John Merriman

Personal information
- Nationality: British (Welsh/English)
- Born: 27 June 1936 Watford, England
- Died: 30 September 1999 (aged 63) Highworth, England
- Height: 171 cm (5 ft 7 in)
- Weight: 60 kg (132 lb)

Sport
- Sport: Athletics
- Event: Long-distance running / cross-country
- Club: Watford Harriers

Medal record
Representing
Commonwealth Games
| Silver medal – second place | 1958 Cardiff | Men's 6 miles |
| Bronze medal – third place | 1962 Perth | Men's 6 miles |

= John Merriman (athlete) =

British long-distance runner

John Linden Merriman (27 June 1936 - 30 September 1999) was a British long-distance runner, who competed at the 1960 Summer Olympics.

== Biography ==
Merriman was a member of the Watford Athletics Club and represented the 1958 Welsh team at the 1958 British Empire and Commonwealth Games in Cardiff, Wales, where he participated in two events; the three mile race and 6 miles event and won the silver medal.

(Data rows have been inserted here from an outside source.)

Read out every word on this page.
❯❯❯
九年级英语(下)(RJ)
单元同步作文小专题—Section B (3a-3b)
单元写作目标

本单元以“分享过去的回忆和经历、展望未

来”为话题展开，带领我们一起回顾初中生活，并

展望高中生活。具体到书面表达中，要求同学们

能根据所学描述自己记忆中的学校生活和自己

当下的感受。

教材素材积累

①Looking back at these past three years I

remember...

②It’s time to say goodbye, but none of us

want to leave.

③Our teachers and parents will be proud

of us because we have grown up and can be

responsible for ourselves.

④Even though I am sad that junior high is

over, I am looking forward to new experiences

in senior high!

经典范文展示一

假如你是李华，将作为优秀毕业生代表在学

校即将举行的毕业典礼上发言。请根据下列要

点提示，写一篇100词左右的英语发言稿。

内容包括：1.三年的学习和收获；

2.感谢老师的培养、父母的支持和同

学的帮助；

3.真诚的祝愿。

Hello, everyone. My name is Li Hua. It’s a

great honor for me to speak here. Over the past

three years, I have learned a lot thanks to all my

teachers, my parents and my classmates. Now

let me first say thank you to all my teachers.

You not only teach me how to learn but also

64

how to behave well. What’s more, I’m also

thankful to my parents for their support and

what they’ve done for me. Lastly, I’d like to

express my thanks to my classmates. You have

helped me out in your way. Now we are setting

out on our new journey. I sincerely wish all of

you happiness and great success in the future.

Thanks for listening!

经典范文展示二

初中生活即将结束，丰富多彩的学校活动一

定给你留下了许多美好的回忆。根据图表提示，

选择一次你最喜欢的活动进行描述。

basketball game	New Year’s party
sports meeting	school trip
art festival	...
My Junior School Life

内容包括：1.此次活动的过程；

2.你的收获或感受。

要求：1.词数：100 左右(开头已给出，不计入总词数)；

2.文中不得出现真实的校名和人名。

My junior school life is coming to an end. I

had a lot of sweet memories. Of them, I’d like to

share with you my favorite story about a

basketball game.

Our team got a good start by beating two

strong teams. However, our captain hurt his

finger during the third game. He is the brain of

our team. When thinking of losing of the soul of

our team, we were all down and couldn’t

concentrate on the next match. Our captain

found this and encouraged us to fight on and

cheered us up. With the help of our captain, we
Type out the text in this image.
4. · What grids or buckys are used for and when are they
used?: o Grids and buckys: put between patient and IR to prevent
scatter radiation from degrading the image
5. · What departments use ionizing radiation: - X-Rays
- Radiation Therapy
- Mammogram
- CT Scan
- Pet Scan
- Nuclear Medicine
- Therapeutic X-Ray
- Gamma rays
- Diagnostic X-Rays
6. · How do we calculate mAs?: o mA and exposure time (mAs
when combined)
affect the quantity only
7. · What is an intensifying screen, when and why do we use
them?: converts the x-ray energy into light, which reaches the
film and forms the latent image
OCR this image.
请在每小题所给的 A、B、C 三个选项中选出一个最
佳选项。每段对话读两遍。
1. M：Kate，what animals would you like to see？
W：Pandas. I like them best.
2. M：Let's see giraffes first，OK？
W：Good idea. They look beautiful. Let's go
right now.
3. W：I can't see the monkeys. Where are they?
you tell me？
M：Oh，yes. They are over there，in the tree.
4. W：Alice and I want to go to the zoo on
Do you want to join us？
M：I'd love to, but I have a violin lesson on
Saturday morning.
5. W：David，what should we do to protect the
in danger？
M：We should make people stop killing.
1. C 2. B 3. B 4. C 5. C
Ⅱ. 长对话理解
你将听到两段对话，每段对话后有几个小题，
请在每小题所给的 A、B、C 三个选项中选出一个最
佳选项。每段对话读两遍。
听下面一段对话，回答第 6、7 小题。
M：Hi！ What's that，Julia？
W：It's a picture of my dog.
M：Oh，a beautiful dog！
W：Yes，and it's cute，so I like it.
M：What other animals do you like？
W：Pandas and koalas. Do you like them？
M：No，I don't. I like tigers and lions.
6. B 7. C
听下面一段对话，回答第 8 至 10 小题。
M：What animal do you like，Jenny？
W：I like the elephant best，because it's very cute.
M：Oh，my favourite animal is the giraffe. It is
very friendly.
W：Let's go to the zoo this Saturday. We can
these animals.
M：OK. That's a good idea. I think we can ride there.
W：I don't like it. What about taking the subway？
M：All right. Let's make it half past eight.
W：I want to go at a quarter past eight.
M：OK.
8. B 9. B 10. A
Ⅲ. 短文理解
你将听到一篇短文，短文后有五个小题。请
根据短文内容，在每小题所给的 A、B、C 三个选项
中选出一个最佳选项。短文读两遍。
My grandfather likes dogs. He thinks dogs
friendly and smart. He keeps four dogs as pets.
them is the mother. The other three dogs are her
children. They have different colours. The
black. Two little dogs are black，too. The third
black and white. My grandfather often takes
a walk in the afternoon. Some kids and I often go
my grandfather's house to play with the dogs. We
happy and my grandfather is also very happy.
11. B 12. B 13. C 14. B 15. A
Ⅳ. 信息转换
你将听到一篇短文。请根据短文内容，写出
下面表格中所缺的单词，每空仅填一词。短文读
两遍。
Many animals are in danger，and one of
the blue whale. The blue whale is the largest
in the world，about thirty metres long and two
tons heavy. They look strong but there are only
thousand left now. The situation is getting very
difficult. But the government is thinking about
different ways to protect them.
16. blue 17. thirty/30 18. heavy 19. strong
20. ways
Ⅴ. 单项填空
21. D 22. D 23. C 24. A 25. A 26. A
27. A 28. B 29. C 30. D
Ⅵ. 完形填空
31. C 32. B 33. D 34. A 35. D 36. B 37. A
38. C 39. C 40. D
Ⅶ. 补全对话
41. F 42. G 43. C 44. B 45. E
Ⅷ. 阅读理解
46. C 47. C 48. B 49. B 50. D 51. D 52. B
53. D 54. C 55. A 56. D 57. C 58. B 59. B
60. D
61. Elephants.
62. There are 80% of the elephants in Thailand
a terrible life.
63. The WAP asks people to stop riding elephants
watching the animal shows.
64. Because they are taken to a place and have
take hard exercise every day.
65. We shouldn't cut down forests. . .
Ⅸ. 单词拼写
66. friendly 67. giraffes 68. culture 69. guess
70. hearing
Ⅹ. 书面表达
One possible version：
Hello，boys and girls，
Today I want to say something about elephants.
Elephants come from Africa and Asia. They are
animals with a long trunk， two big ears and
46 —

At the 1960 Olympic Games in Rome, Merriman competed in the men's 10,000 metres.

A second Commonwealth Games appearance ensued when he represented the 1962 Welsh team at the 1962 British Empire and Commonwealth Games in Perth, Australia, where he participated in the 6 miles race, winning a bronze medal.

Merriman also competed in cross-country events.